Netflix engineer to talk about "Chaos Engineering"
Netflix engineer to talk about "Chaos Engineering"
Event Date: | November 29, 2017 |
---|---|
Hosted By: | Purdue College of Engineering |
Time: | 10.30 am |
Location: | EE 226 |
Contact Name: | Saurabh Bagchi |
Open To: | All |
Priority: | No |
School or Program: | Electrical and Computer Engineering |
College Calendar: | Show |
Netflix engineer, Dr. Lorin Hochstein, will give a talk about reliability engineering in Netflix services. This will be given as part of the graduate class "Fault tolerant computer system design". Any member of the Purdue community is welcome to attend in person or over Webex.

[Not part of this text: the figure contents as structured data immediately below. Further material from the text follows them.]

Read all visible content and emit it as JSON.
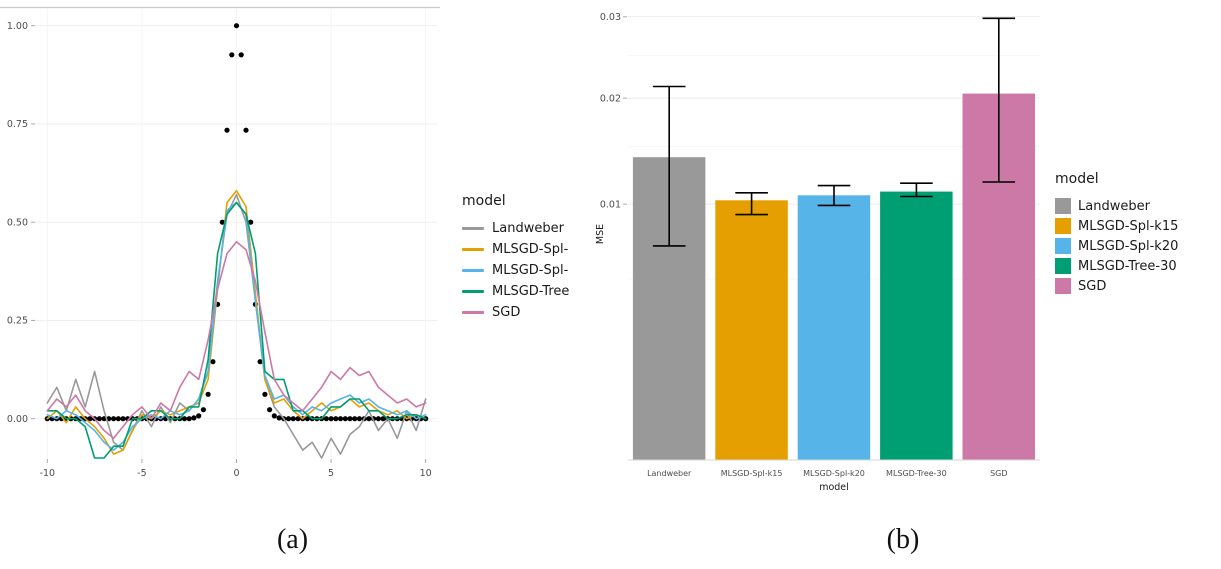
{
  "figure": {
    "caption_a": "(a)",
    "caption_b": "(b)"
  },
  "palette": {
    "landweber": "#999999",
    "mlsgd_spl_k15": "#E69F00",
    "mlsgd_spl_k20": "#56B4E9",
    "mlsgd_tree_30": "#009E73",
    "sgd": "#CC79A7"
  },
  "chart_data": [
    {
      "id": "reconstruction-plot",
      "type": "line",
      "xlim": [
        -10.6,
        10.6
      ],
      "ylim": [
        -0.1,
        1.045
      ],
      "grid": true,
      "x_ticks": [
        {
          "v": -10,
          "label": "-10"
        },
        {
          "v": -5,
          "label": "-5"
        },
        {
          "v": 0,
          "label": "0"
        },
        {
          "v": 5,
          "label": "5"
        },
        {
          "v": 10,
          "label": "10"
        }
      ],
      "y_ticks": [
        {
          "v": 0,
          "label": "0.00"
        },
        {
          "v": 0.25,
          "label": "0.25"
        },
        {
          "v": 0.5,
          "label": "0.50"
        },
        {
          "v": 0.75,
          "label": "0.75"
        },
        {
          "v": 1,
          "label": "1.00"
        }
      ],
      "legend": {
        "title": "model",
        "position": "right",
        "entries": [
          {
            "label": "Landweber",
            "color": "#999999"
          },
          {
            "label": "MLSGD-Spl-",
            "color": "#E69F00"
          },
          {
            "label": "MLSGD-Spl-",
            "color": "#56B4E9"
          },
          {
            "label": "MLSGD-Tree",
            "color": "#009E73"
          },
          {
            "label": "SGD",
            "color": "#CC79A7"
          }
        ]
      },
      "true_function": {
        "name": "true-signal-dots",
        "x_start": -10,
        "x_step": 0.25,
        "y": [
          0,
          0,
          0,
          0,
          0,
          0,
          0,
          0,
          0,
          0,
          0,
          0,
          0,
          0,
          0,
          0,
          0,
          0,
          0,
          0,
          0,
          0,
          0,
          0,
          0,
          0,
          0,
          0,
          0,
          0,
          0,
          0.002,
          0.007,
          0.023,
          0.062,
          0.145,
          0.291,
          0.5,
          0.734,
          0.926,
          1,
          0.926,
          0.734,
          0.5,
          0.291,
          0.145,
          0.062,
          0.023,
          0.007,
          0.002,
          0,
          0,
          0,
          0,
          0,
          0,
          0,
          0,
          0,
          0,
          0,
          0,
          0,
          0,
          0,
          0,
          0,
          0,
          0,
          0,
          0,
          0,
          0,
          0,
          0,
          0,
          0,
          0,
          0,
          0,
          0
        ]
      },
      "series": [
        {
          "name": "Landweber",
          "color": "#999999",
          "x_start": -10,
          "x_step": 0.5,
          "y": [
            0.04,
            0.08,
            0.02,
            0.1,
            0.03,
            0.12,
            0.02,
            -0.06,
            -0.08,
            -0.03,
            0.02,
            -0.02,
            0.03,
            -0.01,
            0.04,
            0.02,
            0.05,
            0.12,
            0.35,
            0.52,
            0.57,
            0.5,
            0.3,
            0.1,
            0.03,
            0.0,
            -0.04,
            -0.08,
            -0.06,
            -0.1,
            -0.05,
            -0.09,
            -0.04,
            -0.02,
            0.02,
            -0.03,
            0.0,
            -0.05,
            0.02,
            -0.03,
            0.05
          ]
        },
        {
          "name": "MLSGD-Spl-k15",
          "color": "#E69F00",
          "x_start": -10,
          "x_step": 0.5,
          "y": [
            0.0,
            0.02,
            -0.01,
            0.03,
            0.0,
            -0.02,
            -0.05,
            -0.09,
            -0.08,
            -0.03,
            0.01,
            0.0,
            0.02,
            0.01,
            0.02,
            0.03,
            0.04,
            0.1,
            0.33,
            0.55,
            0.58,
            0.54,
            0.32,
            0.1,
            0.04,
            0.05,
            0.02,
            0.0,
            0.02,
            0.04,
            0.02,
            0.03,
            0.05,
            0.03,
            0.04,
            0.02,
            0.01,
            0.02,
            0.0,
            0.01,
            0.0
          ]
        },
        {
          "name": "MLSGD-Spl-k20",
          "color": "#56B4E9",
          "x_start": -10,
          "x_step": 0.5,
          "y": [
            0.01,
            0.0,
            0.02,
            0.01,
            -0.01,
            -0.03,
            -0.06,
            -0.08,
            -0.06,
            -0.02,
            0.0,
            0.01,
            0.0,
            0.02,
            0.01,
            0.02,
            0.05,
            0.12,
            0.34,
            0.53,
            0.55,
            0.52,
            0.3,
            0.11,
            0.05,
            0.06,
            0.03,
            0.01,
            0.03,
            0.02,
            0.04,
            0.05,
            0.06,
            0.04,
            0.05,
            0.03,
            0.02,
            0.01,
            0.02,
            0.0,
            0.01
          ]
        },
        {
          "name": "MLSGD-Tree-30",
          "color": "#009E73",
          "x_start": -10,
          "x_step": 0.5,
          "y": [
            0.02,
            0.02,
            0.0,
            0.0,
            -0.02,
            -0.1,
            -0.1,
            -0.07,
            -0.07,
            0.0,
            0.0,
            0.02,
            0.02,
            0.0,
            0.0,
            0.03,
            0.03,
            0.15,
            0.42,
            0.52,
            0.55,
            0.52,
            0.42,
            0.12,
            0.1,
            0.1,
            0.02,
            0.02,
            0.0,
            0.0,
            0.03,
            0.03,
            0.05,
            0.05,
            0.02,
            0.02,
            0.0,
            0.0,
            0.01,
            0.01,
            0.0
          ]
        },
        {
          "name": "SGD",
          "color": "#CC79A7",
          "x_start": -10,
          "x_step": 0.5,
          "y": [
            0.02,
            0.05,
            0.03,
            0.06,
            0.02,
            0.0,
            -0.03,
            -0.05,
            -0.02,
            0.01,
            0.03,
            0.0,
            0.04,
            0.02,
            0.08,
            0.12,
            0.1,
            0.2,
            0.33,
            0.42,
            0.45,
            0.43,
            0.35,
            0.22,
            0.1,
            0.06,
            0.04,
            0.02,
            0.05,
            0.08,
            0.12,
            0.1,
            0.13,
            0.11,
            0.12,
            0.08,
            0.06,
            0.04,
            0.05,
            0.03,
            0.04
          ]
        }
      ]
    },
    {
      "id": "mse-bar-plot",
      "type": "bar",
      "xlabel": "model",
      "ylabel": "MSE",
      "y_scale": "sqrt",
      "ylim": [
        0,
        0.0312
      ],
      "grid": true,
      "y_ticks": [
        {
          "v": 0.01,
          "label": "0.01"
        },
        {
          "v": 0.02,
          "label": "0.02"
        },
        {
          "v": 0.03,
          "label": "0.03"
        }
      ],
      "y_minor_ticks": [
        0.005,
        0.015,
        0.025
      ],
      "categories": [
        "Landweber",
        "MLSGD-Spl-k15",
        "MLSGD-Spl-k20",
        "MLSGD-Tree-30",
        "SGD"
      ],
      "values": [
        0.014,
        0.0103,
        0.0107,
        0.011,
        0.0205
      ],
      "error_low": [
        0.007,
        0.0092,
        0.0099,
        0.0106,
        0.0118
      ],
      "error_high": [
        0.0213,
        0.0109,
        0.0115,
        0.0117,
        0.0298
      ],
      "colors": [
        "#999999",
        "#E69F00",
        "#56B4E9",
        "#009E73",
        "#CC79A7"
      ],
      "legend": {
        "title": "model",
        "position": "right",
        "entries": [
          {
            "label": "Landweber",
            "color": "#999999"
          },
          {
            "label": "MLSGD-Spl-k15",
            "color": "#E69F00"
          },
          {
            "label": "MLSGD-Spl-k20",
            "color": "#56B4E9"
          },
          {
            "label": "MLSGD-Tree-30",
            "color": "#009E73"
          },
          {
            "label": "SGD",
            "color": "#CC79A7"
          }
        ]
      }
    }
  ]
}
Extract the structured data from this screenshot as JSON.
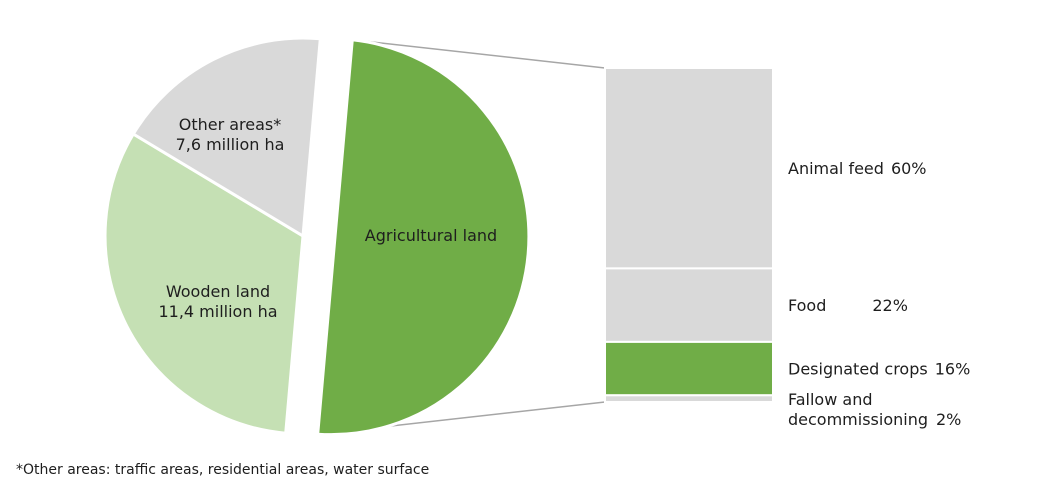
{
  "chart_data": {
    "type": "bar-of-pie",
    "pie": {
      "slices": [
        {
          "name": "Agricultural land",
          "label": "Agricultural land",
          "color": "#70ad47",
          "exploded": true
        },
        {
          "name": "Wooden land",
          "label": "Wooden land",
          "value_label": "11,4 million ha",
          "value": 11.4,
          "unit": "million ha",
          "color": "#c5e0b4"
        },
        {
          "name": "Other areas*",
          "label": "Other areas*",
          "value_label": "7,6 million ha",
          "value": 7.6,
          "unit": "million ha",
          "color": "#d9d9d9"
        }
      ]
    },
    "bar": {
      "segments": [
        {
          "name": "Animal feed",
          "label": "Animal feed",
          "percent_label": "60%",
          "value": 60,
          "color": "#d9d9d9"
        },
        {
          "name": "Food",
          "label": "Food",
          "percent_label": "22%",
          "value": 22,
          "color": "#d9d9d9"
        },
        {
          "name": "Designated crops",
          "label": "Designated crops",
          "percent_label": "16%",
          "value": 16,
          "color": "#70ad47"
        },
        {
          "name": "Fallow and decommissioning",
          "label_lines": [
            "Fallow and",
            "decommissioning"
          ],
          "percent_label": "2%",
          "value": 2,
          "color": "#d9d9d9"
        }
      ]
    }
  },
  "footnote": "*Other areas: traffic areas, residential areas, water surface"
}
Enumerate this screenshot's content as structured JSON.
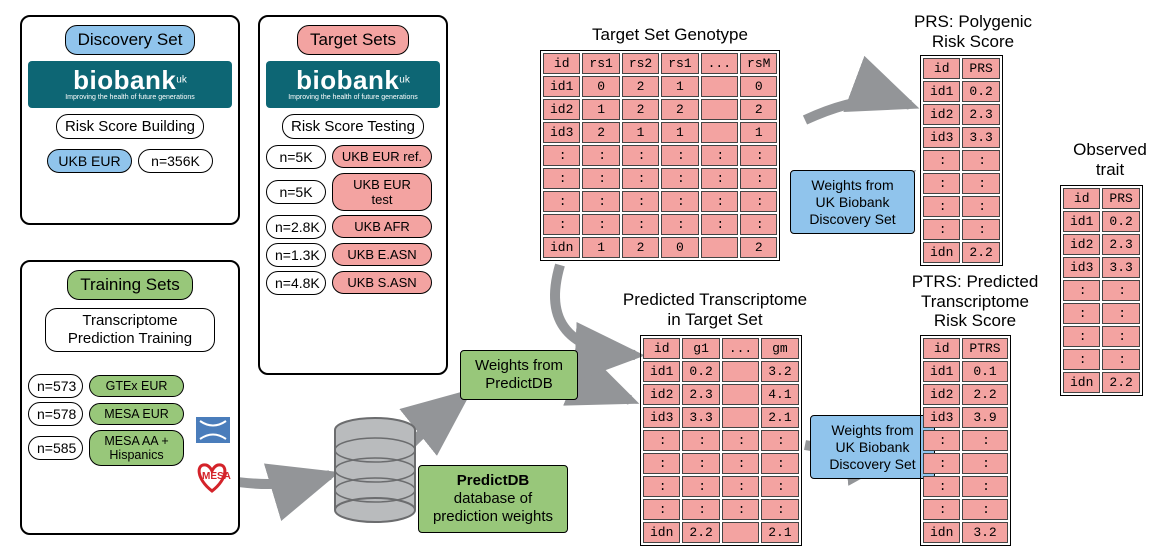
{
  "colors": {
    "blue": "#90c4ec",
    "green": "#98c77a",
    "red": "#f3a3a1",
    "biobank_bg": "#0d6674",
    "arrow": "#939598",
    "cylinder_fill": "#b9bbbd",
    "cylinder_stroke": "#6b6c6e"
  },
  "discovery": {
    "title": "Discovery Set",
    "biobank_label": "biobank",
    "biobank_sup": "uk",
    "biobank_tagline": "Improving the health of future generations",
    "subtitle": "Risk Score Building",
    "pop": "UKB EUR",
    "n": "n=356K"
  },
  "training": {
    "title": "Training Sets",
    "subtitle": "Transcriptome Prediction Training",
    "rows": [
      {
        "n": "n=573",
        "label": "GTEx EUR"
      },
      {
        "n": "n=578",
        "label": "MESA EUR"
      },
      {
        "n": "n=585",
        "label": "MESA AA + Hispanics"
      }
    ],
    "mesa_text": "MESA"
  },
  "target": {
    "title": "Target Sets",
    "biobank_label": "biobank",
    "biobank_sup": "uk",
    "biobank_tagline": "Improving the health of future generations",
    "subtitle": "Risk Score Testing",
    "rows": [
      {
        "n": "n=5K",
        "label": "UKB EUR ref."
      },
      {
        "n": "n=5K",
        "label": "UKB EUR test"
      },
      {
        "n": "n=2.8K",
        "label": "UKB AFR"
      },
      {
        "n": "n=1.3K",
        "label": "UKB E.ASN"
      },
      {
        "n": "n=4.8K",
        "label": "UKB S.ASN"
      }
    ]
  },
  "predictdb_weights": "Weights from PredictDB",
  "predictdb_db": {
    "l1": "PredictDB",
    "l2": "database of",
    "l3": "prediction weights"
  },
  "ukbb_weights": {
    "l1": "Weights from",
    "l2": "UK Biobank",
    "l3": "Discovery Set"
  },
  "genotype": {
    "title": "Target Set Genotype",
    "cols": [
      "id",
      "rs1",
      "rs2",
      "rs1",
      "...",
      "rsM"
    ],
    "rows": [
      [
        "id1",
        "0",
        "2",
        "1",
        "",
        "0"
      ],
      [
        "id2",
        "1",
        "2",
        "2",
        "",
        "2"
      ],
      [
        "id3",
        "2",
        "1",
        "1",
        "",
        "1"
      ]
    ],
    "last": [
      "idn",
      "1",
      "2",
      "0",
      "",
      "2"
    ]
  },
  "transcriptome": {
    "title_l1": "Predicted Transcriptome",
    "title_l2": "in Target Set",
    "cols": [
      "id",
      "g1",
      "...",
      "gm"
    ],
    "rows": [
      [
        "id1",
        "0.2",
        "",
        "3.2"
      ],
      [
        "id2",
        "2.3",
        "",
        "4.1"
      ],
      [
        "id3",
        "3.3",
        "",
        "2.1"
      ]
    ],
    "last": [
      "idn",
      "2.2",
      "",
      "2.1"
    ]
  },
  "prs": {
    "title_l1": "PRS: Polygenic",
    "title_l2": "Risk Score",
    "cols": [
      "id",
      "PRS"
    ],
    "rows": [
      [
        "id1",
        "0.2"
      ],
      [
        "id2",
        "2.3"
      ],
      [
        "id3",
        "3.3"
      ]
    ],
    "last": [
      "idn",
      "2.2"
    ]
  },
  "ptrs": {
    "title_l1": "PTRS: Predicted",
    "title_l2": "Transcriptome",
    "title_l3": "Risk Score",
    "cols": [
      "id",
      "PTRS"
    ],
    "rows": [
      [
        "id1",
        "0.1"
      ],
      [
        "id2",
        "2.2"
      ],
      [
        "id3",
        "3.9"
      ]
    ],
    "last": [
      "idn",
      "3.2"
    ]
  },
  "observed": {
    "title_l1": "Observed",
    "title_l2": "trait",
    "cols": [
      "id",
      "PRS"
    ],
    "rows": [
      [
        "id1",
        "0.2"
      ],
      [
        "id2",
        "2.3"
      ],
      [
        "id3",
        "3.3"
      ]
    ],
    "last": [
      "idn",
      "2.2"
    ]
  }
}
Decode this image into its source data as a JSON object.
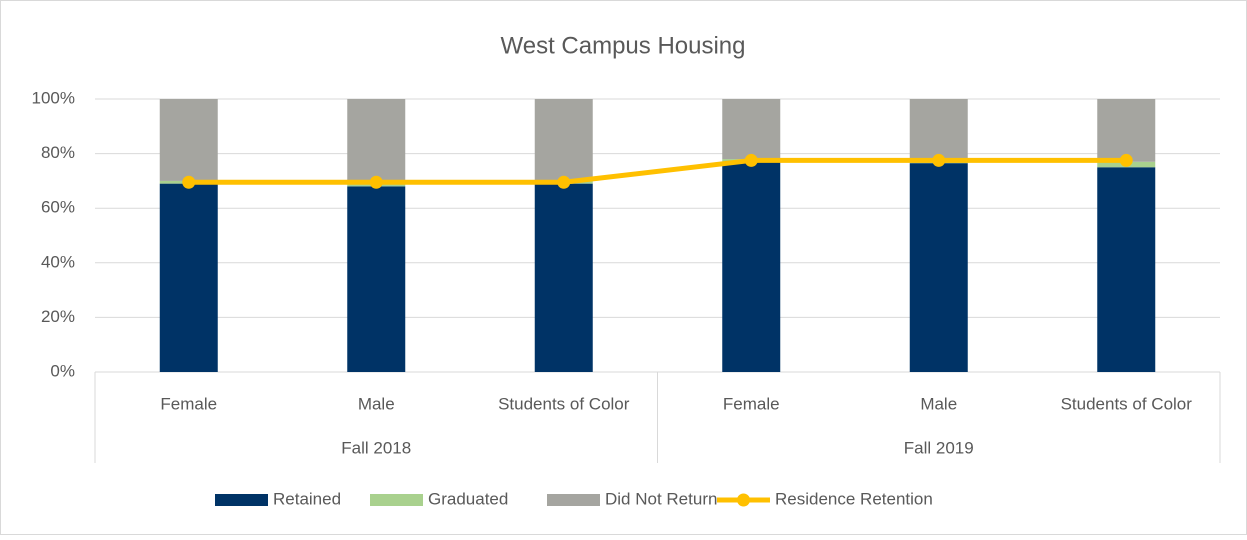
{
  "chart_data": {
    "type": "stacked-bar-line",
    "title": "West Campus Housing",
    "groups": [
      {
        "label": "Fall 2018",
        "categories": [
          "Female",
          "Male",
          "Students of Color"
        ]
      },
      {
        "label": "Fall 2019",
        "categories": [
          "Female",
          "Male",
          "Students of Color"
        ]
      }
    ],
    "series": [
      {
        "name": "Retained",
        "kind": "bar",
        "color": "#003366",
        "values": [
          69,
          68,
          69,
          77,
          76.5,
          75
        ]
      },
      {
        "name": "Graduated",
        "kind": "bar",
        "color": "#a9d18e",
        "values": [
          1,
          1.5,
          1,
          1,
          1,
          2
        ]
      },
      {
        "name": "Did Not Return",
        "kind": "bar",
        "color": "#a5a5a0",
        "values": [
          30,
          30.5,
          30,
          22,
          22.5,
          23
        ]
      },
      {
        "name": "Residence Retention",
        "kind": "line",
        "color": "#ffc000",
        "values": [
          69.5,
          69.5,
          69.5,
          77.5,
          77.5,
          77.5
        ]
      }
    ],
    "ylim": [
      0,
      100
    ],
    "yticks": [
      {
        "value": 0,
        "label": "0%"
      },
      {
        "value": 20,
        "label": "20%"
      },
      {
        "value": 40,
        "label": "40%"
      },
      {
        "value": 60,
        "label": "60%"
      },
      {
        "value": 80,
        "label": "80%"
      },
      {
        "value": 100,
        "label": "100%"
      }
    ],
    "grid": true,
    "legend": "bottom"
  }
}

Title: Antics, Drift & Chaos
Date and Time: EE 226, 10.30-11.20
Webex URL: https://purdue.webex.com/purdue/j.php?MTID=mb3e1eafb17adc4cf845d5ebc2c8f03c2
Meeting number (access code): 315 772 901
Abstract:
Despite what you might think, successful large-scale cloud systems are not designed by an architect. Instead, they grow organically, failing in complex ways. However, by applying Chaos Engineering, you can prevent failures by detecting weaknesses before they do real harm.
Large systems evolve from successful, smaller one, an observation predicted by the branch of study known as systems theory. Systems theory also predicts that our systems will inevitably behave, and fail, in unforeseen ways. This talk will draw from the ideas of two very different systems theorists to demonstrate that neither quality architecture nor thorough testing can prevent our software from eventually exhibiting pathological behavior. The first is the safety researcher Sidney Dekker, who proposed a theory of "drift into failure" that describes how seemingly reliable safety-critical systems can still lead to accidents. The second is the late pediatrician John Gall, who coined the "Generalized Uncertainty Principle" about how all types of complex systems behave unexpectedly.
Even though failure is inevitable, there is still hope. Chaos Engineering is an approach that can be used to identify system vulnerabilities before they lead to outages. This talk will cover how to design and run Chaos Engineering experiments, drawing examples from our experiences at Netflix.
Bio:
Lorin Hochstein is a Sr. Software Engineer in the Chaos Team at Netflix, where he works on ensuring that Netflix remains available. He was previously Sr. Software Engineer at SendGrid Labs, Lead Architect for Cloud Services at Nimbis Services, Computer Scientist at the University of Southern California's Information Sciences Institute, and Assistant Professor in the Department of Computer Science and Engineering at the University of Nebraska–Lincoln.
Lorin has a B.Eng. in Computer Engineering from McGill University, an M.S. in Electrical Engineering from Boston University, and a PhD in Computer Science from the University of Maryland.